In der entsprechenden Regelung der (bis 2006 geltenden) Sechsten Richtlinie 77/388/EWG zur Harmonisierung der Rechtsvorschriften der Mitgliedstaaten über die Umsatzsteuer (Sechste EG-USt-Richtlinie) heißt es in deren Art. 12 Abs. 3 Bstb. a i.V.m. Anhang H Kategorie 6 (ab 2007: Richtlinie 2006/112/EG über das gemeinsame Mehrwertsteuersystem - EG-MWStSystRL - Art. 98 Abs. 2 i.V.m. Anhang III Nr. 6):
"Verzeichnis der Gegenstände und Dienstleistungen, auf die ermäßigte MwSt-Sätze angewandt werden können: ...
6. Zeitungen und Zeitschriften, mit Ausnahme von Druckerzeugnissen, die vollständig oder im wesentlichen Werbezwecken dienen."
I.
Die Zeitschrift "B" wurde in den Streitjahren 1991-2000 von der Rechtsvorgängerin der Klägerin herausgegeben. Mit Wirkung ab 1. Januar 2001 übertrug die Rechtsvorgängerin die Rechte auf einen anderen Verlag. Die Rechtsvorgängerin der Klägerin war eine GmbH & Co KG. Deren Vermögen übernahm mit Ausscheiden des Kommanditisten per 1. Januar 2006 im Wege der Anwachsung die Komplementär-GmbH - die Klägerin - (Finanzgerichts-Akte - FG-A - Bl. 3, 9, 43 ff, 109 ff).
II.
1. Bei der Zeitschrift "B" - mit dem Untertitel ursprünglich "..." und jetzt "..." - handelt es sich um ein Immobilienmagazin, das aus redaktionellen Beiträgen und Anzeigen besteht und in anspruchsvoller Heftaufmachung verkauft wird.

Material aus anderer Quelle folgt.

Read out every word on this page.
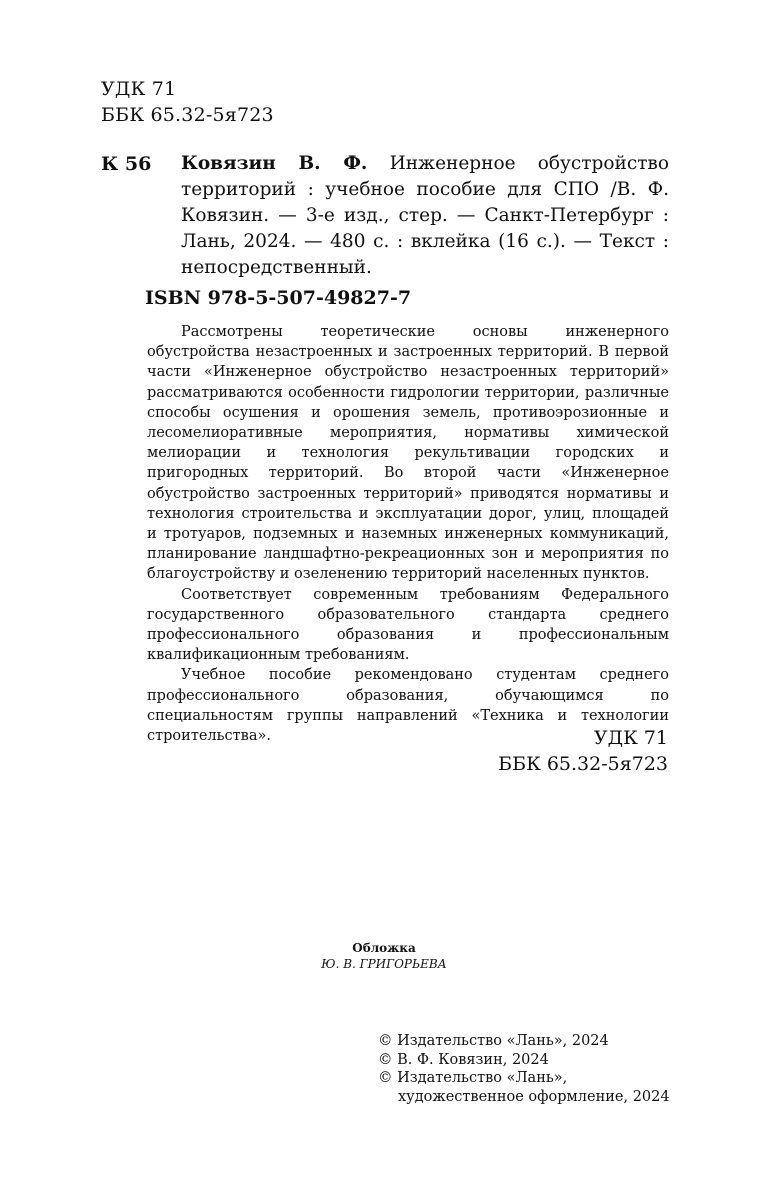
УДК 71
ББК 65.32-5я723
К 56 Ковязин В. Ф. Инженерное обустройство территорий : учебное пособие для СПО /В. Ф. Ковязин. — 3-е изд., стер. — Санкт-Петербург : Лань, 2024. — 480 с. : вклейка (16 с.). — Текст : непосредственный.
ISBN 978-5-507-49827-7

Рассмотрены теоретические основы инженерного обустройства незастроенных и застроенных территорий. В первой части «Инженерное обустройство незастроенных территорий» рассматриваются особенности гидрологии территории, различные способы осушения и орошения земель, противоэрозионные и лесомелиоративные мероприятия, нормативы химической мелиорации и технология рекультивации городских и пригородных территорий. Во второй части «Инженерное обустройство застроенных территорий» приводятся нормативы и технология строительства и эксплуатации дорог, улиц, площадей и тротуаров, подземных и наземных инженерных коммуникаций, планирование ландшафтно-рекреационных зон и мероприятия по благоустройству и озеленению территорий населенных пунктов.

Соответствует современным требованиям Федерального государственного образовательного стандарта среднего профессионального образования и профессиональным квалификационным требованиям.

Учебное пособие рекомендовано студентам среднего профессионального образования, обучающимся по специальностям группы направлений «Техника и технологии строительства».	УДК 71
ББК 65.32-5я723
Обложка
Ю. В. ГРИГОРЬЕВА
© Издательство «Лань», 2024
© В. Ф. Ковязин, 2024
© Издательство «Лань»,
художественное оформление, 2024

a) Die Titelblätter sind mit einzelnen oder mehreren Immobilien bebildert und enthalten eine Reihe von Themen-Schlagzeilen über wichtige Artikel. In unterschiedlicher Form wird daneben auf den Titelblättern gelegentlich auch auf Anzeigen hingewiesen, wie etwa ... mit ... Schrägaufdruck "Neu / Jetzt mit vielen ...-Immobilien", ... mit ... Randzeile "über ... Angebote" oder ... mit der Hervorhebung "... Angebote aus aller Welt".
b) Die redaktionellen Beiträge stammen aus der eigenen Redaktion und sind gründlich recherchiert, aktuell sowie mit eindrucksvollen Farbbildern versehen. Berichtet wird über Gegenden im In- und Ausland mit den dortigen Immobilien, insbesondere über architektonisch interessante und schön gelegene Wohnimmobilien, über die Preislagen an den verschiedenen Immobilienmärkten sowie über zahlreiche andere aktuelle Themen im Zusammenhang mit Immobilien (z. B. länderspezifisches Vertrags- und Steuerrecht, Umweltschutz, Baufinanzierung, Fonds-Analysen).
Gelegentlich wird auch eine Anzahl von konkreten Immobilien mit Kauf-, Bau- oder Mietpreisen oder Ortsangaben redaktionell bewertet oder zu Vergleichszwecken gegenübergestellt, wie etwa nach den Titelschlagzeilen ... "Die ... schönsten Ferienhäuser der Welt zum Mieten" oder in ... "Bauen ... 100 Traumhäuser".
In der Redaktion sollen 9 Angestellte und 20 freie Mitarbeiter beschäftigt bzw. bei der Rechtsvorgängerin der Klägerin beschäftigt gewesen sein (FG-A Bl. 12).
c) Bei den Anzeigen ist zu unterscheiden zwischen den Immobilieninseraten einerseits und der sonstigen Werbung andererseits. Bei der Immobilienwerbung handelt es sich weitgehend um Verkaufsinserate und überwiegend um gewerbliche Anzeigen. Die übrige Werbung richtet sich wie in anderen Zeitschriften an das vermutlich oder erhofft zahlungskräftige oder anlageinteressierte Publikum.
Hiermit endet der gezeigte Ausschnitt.